Agriculture is part of our heritage
Sometimes it takes a visit with local farmers to bring America's agricultural crisis to our own level. We learned this week that family-owned dairies in Leavenworth County are losing money each day, long before they bring the first cows in for milking.
The price they're paid for every 100 pounds of milk is about $2 less than it costs them to produce it.
As Americans, we're a curious group of consumers.
We'll fork over $3.50 for a pack of cigarettes, $1.50 for a soft drink, or $1 for a candy bar without ever uttering a groan. We'll continue to buy gasoline at the pump even when it edges toward the $2 mark. We'll pay $7 to get into a movie and we'll gladly supersize our fast food meal for 30 cents. But let the retail price of a gallon of milk go up 10 cents and we'll squeal like a pig caught under a gate.
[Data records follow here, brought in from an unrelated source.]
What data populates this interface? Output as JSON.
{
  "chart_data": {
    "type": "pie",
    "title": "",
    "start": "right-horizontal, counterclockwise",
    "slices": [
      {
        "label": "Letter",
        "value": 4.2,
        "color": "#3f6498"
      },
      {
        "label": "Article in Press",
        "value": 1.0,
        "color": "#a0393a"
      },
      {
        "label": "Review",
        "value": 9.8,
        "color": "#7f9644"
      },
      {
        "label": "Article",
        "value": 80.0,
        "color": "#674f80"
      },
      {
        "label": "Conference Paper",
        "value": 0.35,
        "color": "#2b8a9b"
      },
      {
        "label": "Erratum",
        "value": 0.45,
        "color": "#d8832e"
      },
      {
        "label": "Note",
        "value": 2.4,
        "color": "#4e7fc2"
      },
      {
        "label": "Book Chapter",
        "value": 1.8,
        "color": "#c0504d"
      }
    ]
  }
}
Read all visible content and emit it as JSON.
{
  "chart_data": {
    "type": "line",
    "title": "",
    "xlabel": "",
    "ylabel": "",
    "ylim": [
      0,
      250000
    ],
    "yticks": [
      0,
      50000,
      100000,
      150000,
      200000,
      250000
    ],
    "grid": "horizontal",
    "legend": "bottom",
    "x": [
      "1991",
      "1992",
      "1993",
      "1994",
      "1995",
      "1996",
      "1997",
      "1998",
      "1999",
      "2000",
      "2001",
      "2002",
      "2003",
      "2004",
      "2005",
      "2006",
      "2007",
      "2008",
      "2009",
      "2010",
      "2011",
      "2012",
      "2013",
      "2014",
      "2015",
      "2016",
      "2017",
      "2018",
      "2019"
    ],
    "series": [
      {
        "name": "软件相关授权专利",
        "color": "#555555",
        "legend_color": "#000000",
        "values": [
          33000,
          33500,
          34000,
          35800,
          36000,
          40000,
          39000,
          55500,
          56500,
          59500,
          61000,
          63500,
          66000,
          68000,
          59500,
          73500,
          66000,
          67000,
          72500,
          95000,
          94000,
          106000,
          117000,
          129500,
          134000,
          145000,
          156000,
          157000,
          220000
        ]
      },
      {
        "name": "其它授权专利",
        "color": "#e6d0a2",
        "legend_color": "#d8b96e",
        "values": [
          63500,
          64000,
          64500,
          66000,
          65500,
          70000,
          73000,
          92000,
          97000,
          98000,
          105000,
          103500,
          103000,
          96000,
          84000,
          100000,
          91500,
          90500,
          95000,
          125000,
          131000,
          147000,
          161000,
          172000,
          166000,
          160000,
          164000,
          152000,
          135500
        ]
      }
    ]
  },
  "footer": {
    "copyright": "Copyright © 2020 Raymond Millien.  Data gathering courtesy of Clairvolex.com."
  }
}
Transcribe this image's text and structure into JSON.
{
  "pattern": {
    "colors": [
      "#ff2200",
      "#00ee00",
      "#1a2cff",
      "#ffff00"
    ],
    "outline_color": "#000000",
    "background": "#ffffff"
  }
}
Four area dairy farmers we talked to this week don't know how long they can hold out. One has downsized his herd in hopes that labor and other expenses will decrease enough that he can see a profit. The others, brothers who work at a century-old dairy, hope they can hang on at least until the youngest reaches retirement age.
They're not asking for handouts. They're not complaining about their work shifts which usually last from 15 to 18 hours. They just would like to see a little profit at the end or the day.
Agricultural producers deserve to be paid a fair market value for their products. As the month of June, which is National Dairy Month, winds to a close, think about these dairy farmers, and about all agricultural producers. Where would we be without them? What can we do to help them? A multitude of voices speaking in their behalf couldn't hurt.
And at the very least, we could always stop and say thank you. Thanks for all the work you've done, thanks for long being a part of the backbone of American agriculture.
I recently ran into Jerry Coleman and asked him about his son, Nick Hoegler, who is serving in Iraq. Coleman said that because Nick works on computers, he spends his days in an air-conditioned tent. While that sounds fairly safe, his father added: He hears gunshots every day.
Because the major part of the war in Iraq has ended, it's easy to forget we still have our soldiers over there. But from news reports, it almost seems more dangerous now for the ones who are left. They do not have the protection of the large masses of forces that were over there earlier this year. From the Tonganoxie area, we probably have about a dozen young men and women still serving in Iraq. Let's remember them in our thoughts and pray for their swift and safe return.
As my boss, Caroline Trowbridge, hauls her French horn to work on Tuesdays to participate in band practice for next Tuesday's concert in VFW Park, I'm impressed with her talent. In fact, many of the band members are like Caroline in that they hadn't picked up their musical instrument in years. But last year when the community band's first performance began, it sounded great.
Leave it to band director Charles VanMiddlesworth II to put together a community band. Last year's concert was a first. Let's hope two years make a tradition.
As we all know, it's doubtful this event would have been such a success without the perfect place to hold it. Tonganoxie's VFW Park, established by members of VFW Post 9271, is just that. Its use proves more and more as the years go by, just how valuable the VFW's gift is to the citizens of Tonganoxie.